Publiziert am: 13.05.2022

Sündhaft teure Mogelpackung

BVG-REFORM – Bei der BVG-Reform richtet die Ständeratskommission mit der grossen Kelle an. Die wahren Kosten hält sie unter dem Deckel. Für den Schweizerischen Gewerbeverband sgv stellen die systemfremden Renten­zuschläge noch immer ein No-Go dar.

Die Expertenwelt ist sich einig: Ein BVG-Mindestumwandlungssatz von 6,8 Prozent ist nicht länger haltbar. Das Parlament sieht das gleich. Der Satz soll auf 6,0 Prozent gesenkt werden. Die daraus resultierenden Rentenkürzungen gilt es zu kompensieren.

Hier scheiden sich die Geister

Über die konkrete Ausgestaltung dieser Abfederungsmassnahmen und deren Umfang scheiden sich die Geister. Speziell bei den Massnahmen für die Übergangsgeneration. Der Bundesrat wollte lohnprozentfinanzierte Rentenzuschläge einführen, die nach dem Giesskannenprinzip allen zugute gekommen und die zeitlich unbefristet auszuschütten gewesen wären. Dem Nationalrat ging dies viel zu weit. Er distanzierte sich klar von den Rentenzuschlägen und beschloss, die Übergangsgeneration auf 15 Jahrgänge zu befristen. Zudem sollten «bloss» 35 bis 40 Prozent der Versicherten in den Genuss der Kompensationsmassnahmen kommen, was absolut richtig und immer noch grosszügig ist. Denn von der Senkung des BVG-Mindestumwandlungssatzes sind bloss rund 25 Prozent der Versicherten betroffen.

Kehrtwende nach links

Die sozialpolitische Kommission des Ständerats – die SGK-S – driftet nun wieder stark in Richtung Bundesratslösung ab. Sie bringt die unsäglichen Rentenzuschläge erneut aufs Parkett. Diese sollen nun auf 20 Jahrgänge befristet werden. Auch die Finanzierung soll modifiziert und Grossverdiener von Kompensationen ausgeschlossen werden. Wesentlich besser wird die ganze Chose damit aber nicht.
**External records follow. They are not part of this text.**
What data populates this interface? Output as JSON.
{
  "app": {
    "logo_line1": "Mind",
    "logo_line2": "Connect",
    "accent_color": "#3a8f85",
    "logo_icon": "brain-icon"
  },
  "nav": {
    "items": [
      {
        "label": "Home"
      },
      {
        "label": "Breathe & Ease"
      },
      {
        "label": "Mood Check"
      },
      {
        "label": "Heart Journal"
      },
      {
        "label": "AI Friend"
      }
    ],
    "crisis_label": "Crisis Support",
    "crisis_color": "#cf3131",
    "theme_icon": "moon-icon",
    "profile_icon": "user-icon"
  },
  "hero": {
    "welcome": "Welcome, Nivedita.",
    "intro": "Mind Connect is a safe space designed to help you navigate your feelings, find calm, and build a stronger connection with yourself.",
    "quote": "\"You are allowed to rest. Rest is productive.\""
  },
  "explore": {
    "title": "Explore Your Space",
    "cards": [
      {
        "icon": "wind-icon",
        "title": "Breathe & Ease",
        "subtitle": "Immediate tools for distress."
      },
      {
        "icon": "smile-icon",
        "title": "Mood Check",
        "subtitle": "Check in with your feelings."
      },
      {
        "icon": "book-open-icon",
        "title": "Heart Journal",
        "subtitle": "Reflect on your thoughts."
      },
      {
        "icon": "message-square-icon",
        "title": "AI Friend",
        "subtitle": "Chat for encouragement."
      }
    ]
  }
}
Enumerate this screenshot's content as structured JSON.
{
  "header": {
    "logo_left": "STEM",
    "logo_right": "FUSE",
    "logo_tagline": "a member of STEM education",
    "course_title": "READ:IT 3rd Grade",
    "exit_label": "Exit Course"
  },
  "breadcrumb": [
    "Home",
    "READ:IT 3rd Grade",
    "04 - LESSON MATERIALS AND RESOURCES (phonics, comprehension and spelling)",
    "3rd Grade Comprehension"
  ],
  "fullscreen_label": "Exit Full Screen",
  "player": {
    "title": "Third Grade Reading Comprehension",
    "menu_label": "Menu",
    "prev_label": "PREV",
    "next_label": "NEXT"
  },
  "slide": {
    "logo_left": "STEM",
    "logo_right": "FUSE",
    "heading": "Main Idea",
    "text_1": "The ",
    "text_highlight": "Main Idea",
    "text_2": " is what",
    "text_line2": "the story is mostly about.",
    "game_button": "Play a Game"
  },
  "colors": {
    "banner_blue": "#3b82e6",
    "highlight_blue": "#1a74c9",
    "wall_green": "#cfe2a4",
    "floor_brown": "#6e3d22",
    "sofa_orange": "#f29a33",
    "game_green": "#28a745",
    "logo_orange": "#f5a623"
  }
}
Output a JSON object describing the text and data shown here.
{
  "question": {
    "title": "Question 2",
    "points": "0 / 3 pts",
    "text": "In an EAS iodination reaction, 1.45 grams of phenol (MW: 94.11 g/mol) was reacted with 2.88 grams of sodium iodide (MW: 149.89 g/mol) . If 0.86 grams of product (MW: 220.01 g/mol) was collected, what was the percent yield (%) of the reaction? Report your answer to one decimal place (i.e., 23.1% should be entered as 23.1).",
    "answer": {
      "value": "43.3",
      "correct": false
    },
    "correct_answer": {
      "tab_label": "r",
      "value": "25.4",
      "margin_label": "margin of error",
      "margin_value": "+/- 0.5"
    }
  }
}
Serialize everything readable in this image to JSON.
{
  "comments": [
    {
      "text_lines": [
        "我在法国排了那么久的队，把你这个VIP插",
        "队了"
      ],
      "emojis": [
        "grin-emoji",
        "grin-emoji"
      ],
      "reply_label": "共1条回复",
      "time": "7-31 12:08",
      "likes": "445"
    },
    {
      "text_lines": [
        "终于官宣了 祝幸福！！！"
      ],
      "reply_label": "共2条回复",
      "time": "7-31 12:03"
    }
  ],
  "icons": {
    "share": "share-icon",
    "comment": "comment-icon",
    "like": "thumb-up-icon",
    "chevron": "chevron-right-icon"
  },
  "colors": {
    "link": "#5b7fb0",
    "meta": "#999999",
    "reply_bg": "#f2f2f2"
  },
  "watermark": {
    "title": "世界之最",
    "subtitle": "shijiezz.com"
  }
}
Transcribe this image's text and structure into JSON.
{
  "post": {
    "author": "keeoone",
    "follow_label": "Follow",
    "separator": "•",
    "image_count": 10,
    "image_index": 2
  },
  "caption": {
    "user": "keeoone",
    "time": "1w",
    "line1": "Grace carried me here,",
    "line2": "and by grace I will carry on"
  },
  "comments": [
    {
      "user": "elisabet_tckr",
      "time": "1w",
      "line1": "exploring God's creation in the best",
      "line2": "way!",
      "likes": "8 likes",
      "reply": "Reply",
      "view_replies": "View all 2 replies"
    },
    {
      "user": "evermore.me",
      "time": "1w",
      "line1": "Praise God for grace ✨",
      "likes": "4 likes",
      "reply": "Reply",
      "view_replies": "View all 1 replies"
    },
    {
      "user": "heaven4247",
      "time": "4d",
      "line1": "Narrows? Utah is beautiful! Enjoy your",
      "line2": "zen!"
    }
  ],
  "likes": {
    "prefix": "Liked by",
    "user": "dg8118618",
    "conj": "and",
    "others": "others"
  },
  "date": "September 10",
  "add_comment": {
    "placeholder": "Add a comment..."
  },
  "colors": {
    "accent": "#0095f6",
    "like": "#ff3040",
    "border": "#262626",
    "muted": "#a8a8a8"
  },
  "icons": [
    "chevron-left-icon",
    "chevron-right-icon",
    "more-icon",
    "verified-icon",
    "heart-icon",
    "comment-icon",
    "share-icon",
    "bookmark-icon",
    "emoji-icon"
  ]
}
Für den sgv stellen die systemfremden Rentenzuschläge nach wie vor ein No-Go dar, und eine Reform entlang den Vorschlägen der SGK-S wird vom Gewerbe aus kaum mitzutragen sein.

Erstaunliches tritt zutage, wenn man sich die Kosten betrachtet, die die verschiedenen Modelle nach offizieller Lesart verursachen sollen. Das Modell Nationalrat, das auf 15 Jahre befristet ist und «bloss» für 35 bis 40 Prozent der Versicherten der Übergangsgeneration Kompensationen vorsieht, soll in diesem Bereich jährliche Mehrkosten von 700 Millionen Franken verursachen. Das viel grosszügigere Paket der SGK-S, das während 20 Jahren für 88 Prozent der Betroffenen Ausgleichszahlungen vorsieht, soll dagegen nur 400 Millionen Franken kosten. Da kann etwas nicht stimmen.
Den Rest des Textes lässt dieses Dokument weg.